Rhetoric vs. Reality: The Joint Employer Standard

Examining the Real-World Impact of the NLRB’s Controversial Browning-Ferris Decision

In the aftermath of the National Labor Relations Board’s (NLRB) Aug. 27, 2015 decision in Browning-Ferris Industries (BFI), which saw the creation of a new “joint employer” standard in federal labor law, questions have been raised about the real-world impact of the ruling on millions of local businesses. As Congress considers the Protecting Local Business Opportunity Act (PLBOA), legislation to repeal the NLRB’s harmful joint-employer ruling, it’s important to separate the common myths from the facts. Get the facts here .

Myth:

The BFI decision is simply a return to the traditional or common law, pre-1984 joint employer standard.

Fact:

There is no pre-1984 common law joint employer standard under the NLRA. The NLRB clarified its joint employer test based on “direct control” in its 1984 TLI and Laerco decisions. Overall, courts and the NLRB have consistently and repeatedly found that for a joint employer relationship to exist, a company must exercise direct, significant control over the terms and conditions of employment of the other entity’s employees.

Myth:

The new joint employer standard will actually be good for small business because, faced with increased NLRA liability, brand companies and franchisors will yield more control to the small businesses with which they hold contracts.

Fact:

Small business livelihoods are threatened because the new “indirect control” standard may compel brand companies to either exercise more direct control over subcontractors or sever relationships altogether.

Myth:

Brand companies and franchisors often share brands, logos, marketing materials, and other resources with subcontractors and franchisees.

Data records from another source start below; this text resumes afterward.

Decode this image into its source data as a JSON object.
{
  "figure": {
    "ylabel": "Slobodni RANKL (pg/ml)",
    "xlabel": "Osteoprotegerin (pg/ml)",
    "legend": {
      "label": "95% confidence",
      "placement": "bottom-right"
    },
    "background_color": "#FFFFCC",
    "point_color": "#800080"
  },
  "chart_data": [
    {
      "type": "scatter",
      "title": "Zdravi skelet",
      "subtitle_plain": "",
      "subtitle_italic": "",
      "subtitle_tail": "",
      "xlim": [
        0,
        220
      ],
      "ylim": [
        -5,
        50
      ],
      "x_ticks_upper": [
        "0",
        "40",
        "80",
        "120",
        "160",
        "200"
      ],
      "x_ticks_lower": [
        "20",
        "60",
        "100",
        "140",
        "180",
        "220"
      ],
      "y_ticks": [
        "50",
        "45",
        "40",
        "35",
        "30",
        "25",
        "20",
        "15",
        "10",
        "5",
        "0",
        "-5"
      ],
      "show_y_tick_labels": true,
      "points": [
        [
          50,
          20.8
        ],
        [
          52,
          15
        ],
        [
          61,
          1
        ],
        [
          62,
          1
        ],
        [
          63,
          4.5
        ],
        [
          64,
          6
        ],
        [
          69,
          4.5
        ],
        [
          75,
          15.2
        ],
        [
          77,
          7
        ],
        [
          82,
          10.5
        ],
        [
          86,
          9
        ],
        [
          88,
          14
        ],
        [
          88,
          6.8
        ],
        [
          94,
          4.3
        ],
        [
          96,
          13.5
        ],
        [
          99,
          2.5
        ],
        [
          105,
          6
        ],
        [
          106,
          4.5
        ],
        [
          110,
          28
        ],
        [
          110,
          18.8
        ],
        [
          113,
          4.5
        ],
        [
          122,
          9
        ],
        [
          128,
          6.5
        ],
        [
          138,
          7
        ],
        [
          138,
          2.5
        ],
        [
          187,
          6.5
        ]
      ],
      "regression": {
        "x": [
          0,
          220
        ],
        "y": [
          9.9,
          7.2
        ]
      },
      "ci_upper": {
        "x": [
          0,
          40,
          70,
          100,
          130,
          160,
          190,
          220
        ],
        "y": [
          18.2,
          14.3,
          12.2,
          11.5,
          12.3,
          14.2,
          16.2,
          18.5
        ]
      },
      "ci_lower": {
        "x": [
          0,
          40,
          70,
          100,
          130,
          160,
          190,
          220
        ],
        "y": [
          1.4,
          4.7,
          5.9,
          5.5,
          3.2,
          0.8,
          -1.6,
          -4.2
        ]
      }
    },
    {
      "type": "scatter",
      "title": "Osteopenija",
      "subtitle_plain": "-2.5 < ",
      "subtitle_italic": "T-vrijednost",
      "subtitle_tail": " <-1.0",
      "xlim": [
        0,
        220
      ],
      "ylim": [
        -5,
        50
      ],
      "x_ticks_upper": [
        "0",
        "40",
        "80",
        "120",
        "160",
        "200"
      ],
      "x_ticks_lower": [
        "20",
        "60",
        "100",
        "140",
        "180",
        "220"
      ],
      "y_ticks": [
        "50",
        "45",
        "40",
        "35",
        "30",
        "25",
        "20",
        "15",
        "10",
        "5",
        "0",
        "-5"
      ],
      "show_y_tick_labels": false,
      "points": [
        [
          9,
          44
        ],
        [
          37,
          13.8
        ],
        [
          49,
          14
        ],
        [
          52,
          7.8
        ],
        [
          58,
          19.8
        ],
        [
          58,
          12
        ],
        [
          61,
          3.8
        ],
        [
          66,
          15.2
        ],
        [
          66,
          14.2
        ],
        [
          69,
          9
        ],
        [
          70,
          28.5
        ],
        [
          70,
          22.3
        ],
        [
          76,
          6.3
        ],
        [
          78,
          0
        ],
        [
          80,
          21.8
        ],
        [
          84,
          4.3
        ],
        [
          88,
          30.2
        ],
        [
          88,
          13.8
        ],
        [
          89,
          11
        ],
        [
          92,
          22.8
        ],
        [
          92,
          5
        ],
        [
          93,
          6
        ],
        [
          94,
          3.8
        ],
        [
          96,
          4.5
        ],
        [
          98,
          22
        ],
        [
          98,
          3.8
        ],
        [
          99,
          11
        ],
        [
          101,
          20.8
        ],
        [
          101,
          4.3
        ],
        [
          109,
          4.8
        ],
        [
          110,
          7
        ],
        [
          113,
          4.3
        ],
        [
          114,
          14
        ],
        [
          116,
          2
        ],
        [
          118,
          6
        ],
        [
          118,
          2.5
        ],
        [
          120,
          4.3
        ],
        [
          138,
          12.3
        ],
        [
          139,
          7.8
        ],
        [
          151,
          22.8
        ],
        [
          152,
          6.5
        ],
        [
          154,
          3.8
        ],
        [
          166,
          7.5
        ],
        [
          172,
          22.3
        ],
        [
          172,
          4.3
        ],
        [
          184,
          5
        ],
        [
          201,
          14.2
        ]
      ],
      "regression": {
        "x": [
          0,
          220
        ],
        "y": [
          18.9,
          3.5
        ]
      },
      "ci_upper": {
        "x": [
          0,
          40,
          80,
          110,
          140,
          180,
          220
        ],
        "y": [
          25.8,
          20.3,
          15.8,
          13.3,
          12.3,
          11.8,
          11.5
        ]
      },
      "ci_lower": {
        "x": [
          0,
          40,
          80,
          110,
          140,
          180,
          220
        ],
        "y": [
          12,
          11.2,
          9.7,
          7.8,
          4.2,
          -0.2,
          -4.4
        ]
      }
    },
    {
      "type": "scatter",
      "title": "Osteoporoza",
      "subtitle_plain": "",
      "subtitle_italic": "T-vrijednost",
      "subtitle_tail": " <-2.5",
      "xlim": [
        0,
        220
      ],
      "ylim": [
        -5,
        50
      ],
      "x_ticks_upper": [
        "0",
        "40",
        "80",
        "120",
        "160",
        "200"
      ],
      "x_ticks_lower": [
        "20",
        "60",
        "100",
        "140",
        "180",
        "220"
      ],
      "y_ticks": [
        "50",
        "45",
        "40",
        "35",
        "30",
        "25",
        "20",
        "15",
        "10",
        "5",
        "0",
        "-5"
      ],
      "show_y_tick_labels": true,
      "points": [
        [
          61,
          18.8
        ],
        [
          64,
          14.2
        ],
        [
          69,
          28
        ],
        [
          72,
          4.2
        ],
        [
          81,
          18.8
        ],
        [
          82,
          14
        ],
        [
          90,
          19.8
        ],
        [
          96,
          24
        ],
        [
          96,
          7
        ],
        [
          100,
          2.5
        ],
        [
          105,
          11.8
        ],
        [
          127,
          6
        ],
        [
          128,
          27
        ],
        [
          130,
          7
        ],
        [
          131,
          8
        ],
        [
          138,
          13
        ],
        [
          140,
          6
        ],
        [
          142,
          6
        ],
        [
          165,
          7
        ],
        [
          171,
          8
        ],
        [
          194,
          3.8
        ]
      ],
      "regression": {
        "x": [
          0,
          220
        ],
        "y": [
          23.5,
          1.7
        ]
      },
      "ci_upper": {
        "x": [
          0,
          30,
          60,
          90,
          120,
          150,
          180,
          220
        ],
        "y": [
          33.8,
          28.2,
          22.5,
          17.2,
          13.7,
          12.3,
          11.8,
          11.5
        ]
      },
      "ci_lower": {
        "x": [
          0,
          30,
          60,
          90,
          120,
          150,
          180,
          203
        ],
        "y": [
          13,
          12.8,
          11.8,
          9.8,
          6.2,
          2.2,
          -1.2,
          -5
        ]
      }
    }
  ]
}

Therefore, they should be jointly liable for NLRA violations.

Fact:

Marketing and advertising have nothing to do with employment practices. The NLRA’s old joint employer standard was intended to protect businesses from unnecessary involvement in labor negotiations or fights involving workplaces where they do not exercise any direct control. In adopting this new indirect control standard, the NLRB makes employers potentially liable for employees they do not employ and whose working conditions they do not directly control.

Myth:

Employees working in franchises are employees of the franchisor.

Fact:

Local franchise business owners hire and manage their own employees. Moreover, they run their own businesses and have direct control over their own hiring practices, working conditions, wages, and hours of operations. They have distinct employer identification numbers, file their own taxes and are responsible for following all applicable local, state, and federal laws. A franchisor has no direct control over the hiring, firing, discipline, supervision and direction of its franchisee’s employees.

Myth:

The new joint employer standard established in the BFI decision is simply a slight reinterpretation of the NLRA.

Fact:

The NLRB’s embrace of the nebulous “indirect control” joint employer standard is unprecedented and massive; resulting in almost any economic or contractual relationship now triggering a finding of joint employer status under this new standard. The NLRB’s long-held standard deemed businesses joint employers only when they share direct and immediate control over essential terms and conditions of employment, including hiring, firing, discipline, supervision, and direction.